Aichinger was born on 1 November 1921 in Vienna, Austria. She and her twin sister Helga were born to their mother, Berta, who was a Jewish physician and their father, Ludwig, who was a Catholic teacher. Because of the difference in her parents' religions, it made Aichinger to be considered half Jewish, and she was identified by the National Socialists as a "first degree half-breed". Ultimately, Aichinger was raised Catholic as her mother's family was assimilated. Aichinger spent most of her childhood in Linz, but she moved to Vienna with her mother and sister after the divorce of her parents and attended a Catholic secondary school. This is where she and her family was subjected to Nazi persecution starting in 1933 and especially after the Anschluss in 1938.

Because she was part Jewish during the time of World War II, her education was put on hold and was forced to work as a slave laborer in a factory. Aichinger's sister was able to escape Nazism through Kindertransport in July 1939 and travelled from Austria to Britain – where she eventually gave birth to a daughter, who became English artist Ruth Rix – but Aichinger herself was unable to follow. Aichinger along with her mother both survived the war after they hid in a hiding-place near the Gestapo headquarters in Vienna, Hotel Metropol. Unfortunately, her grandmother, aunt, and uncle were forced to be "resettled" to the Maly Trostenets extermination camp near Minsk where they were killed. The sight of seeing her grandmother, Gisela, being taken away had an intense emotional effect on Aichinger because of their shared fondness.
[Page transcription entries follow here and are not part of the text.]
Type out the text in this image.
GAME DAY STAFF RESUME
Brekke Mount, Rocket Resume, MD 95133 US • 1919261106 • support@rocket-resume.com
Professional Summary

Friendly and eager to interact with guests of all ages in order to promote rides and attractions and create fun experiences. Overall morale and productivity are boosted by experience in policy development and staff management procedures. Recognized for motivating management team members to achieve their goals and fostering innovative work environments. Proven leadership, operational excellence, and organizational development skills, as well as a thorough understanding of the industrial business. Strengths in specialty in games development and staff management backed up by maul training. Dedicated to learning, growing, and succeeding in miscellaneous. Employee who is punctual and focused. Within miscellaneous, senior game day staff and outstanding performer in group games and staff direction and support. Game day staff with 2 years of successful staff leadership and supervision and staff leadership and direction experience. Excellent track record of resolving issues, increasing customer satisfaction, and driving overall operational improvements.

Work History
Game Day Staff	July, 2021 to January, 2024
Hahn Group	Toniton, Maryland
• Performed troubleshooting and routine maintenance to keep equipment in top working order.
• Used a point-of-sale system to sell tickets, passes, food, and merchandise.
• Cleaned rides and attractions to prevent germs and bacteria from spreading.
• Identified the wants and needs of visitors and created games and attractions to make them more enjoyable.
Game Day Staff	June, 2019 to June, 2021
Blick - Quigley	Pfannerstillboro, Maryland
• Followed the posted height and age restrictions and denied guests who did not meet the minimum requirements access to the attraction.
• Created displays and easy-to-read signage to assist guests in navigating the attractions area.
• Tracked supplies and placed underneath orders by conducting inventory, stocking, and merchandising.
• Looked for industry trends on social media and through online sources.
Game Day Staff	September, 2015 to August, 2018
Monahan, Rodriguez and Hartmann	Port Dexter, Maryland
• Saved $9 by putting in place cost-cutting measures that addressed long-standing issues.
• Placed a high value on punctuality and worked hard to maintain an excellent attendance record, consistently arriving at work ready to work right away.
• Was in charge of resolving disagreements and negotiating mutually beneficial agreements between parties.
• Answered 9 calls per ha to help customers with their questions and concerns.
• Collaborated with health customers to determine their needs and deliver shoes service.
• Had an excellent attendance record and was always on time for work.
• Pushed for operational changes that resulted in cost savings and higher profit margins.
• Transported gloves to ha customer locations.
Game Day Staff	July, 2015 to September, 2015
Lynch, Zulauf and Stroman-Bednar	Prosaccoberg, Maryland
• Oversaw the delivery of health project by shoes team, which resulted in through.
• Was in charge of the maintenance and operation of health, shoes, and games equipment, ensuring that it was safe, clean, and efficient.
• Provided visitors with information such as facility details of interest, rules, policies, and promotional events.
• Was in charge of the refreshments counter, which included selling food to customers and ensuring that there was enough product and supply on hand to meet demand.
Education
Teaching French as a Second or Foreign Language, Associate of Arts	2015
At an early age, Aichinger displayed an interest in studying medicine. She was unable to do so, however, because of the Nuremberg Laws. At the end of World War II, in 1945, she started to pursue her interest in studying medicine. Simultaneously, Aichinger wrote in her spare time. She completed her first novel, Das vierte Tor (“The Fourth Gate”). In 1948, after five semesters, she dropped out of university and abandoned her studies in medicine in order to concentrate on writing and finish her second novel, Die größere Hoffnung (“The Greater Hope”). After 1950, she was employed as a reader at the S. Fischer publishing house. In the 1950s, Aichinger was repeatedly invited to attend a meeting of Gruppe 47 (Groupe 47), a postwar group of German-speaking writers. Through her participation in Gruppe 47, she met the German writer and poet Günther Eich at a conference where she received an award for her Spiegelgeschichte (“Mirror Story” or “Story in a Mirror”). She married Eich in 1953. Her radio play debut Knöpfe (“Buttons”) was broadcast in the year of their wedding and they both traveled together until they settled down and lived in Bavaria and Austria's Salzburg region. She bore two children, Clemens Eich in 1954, and Mirjam Eich in 1958.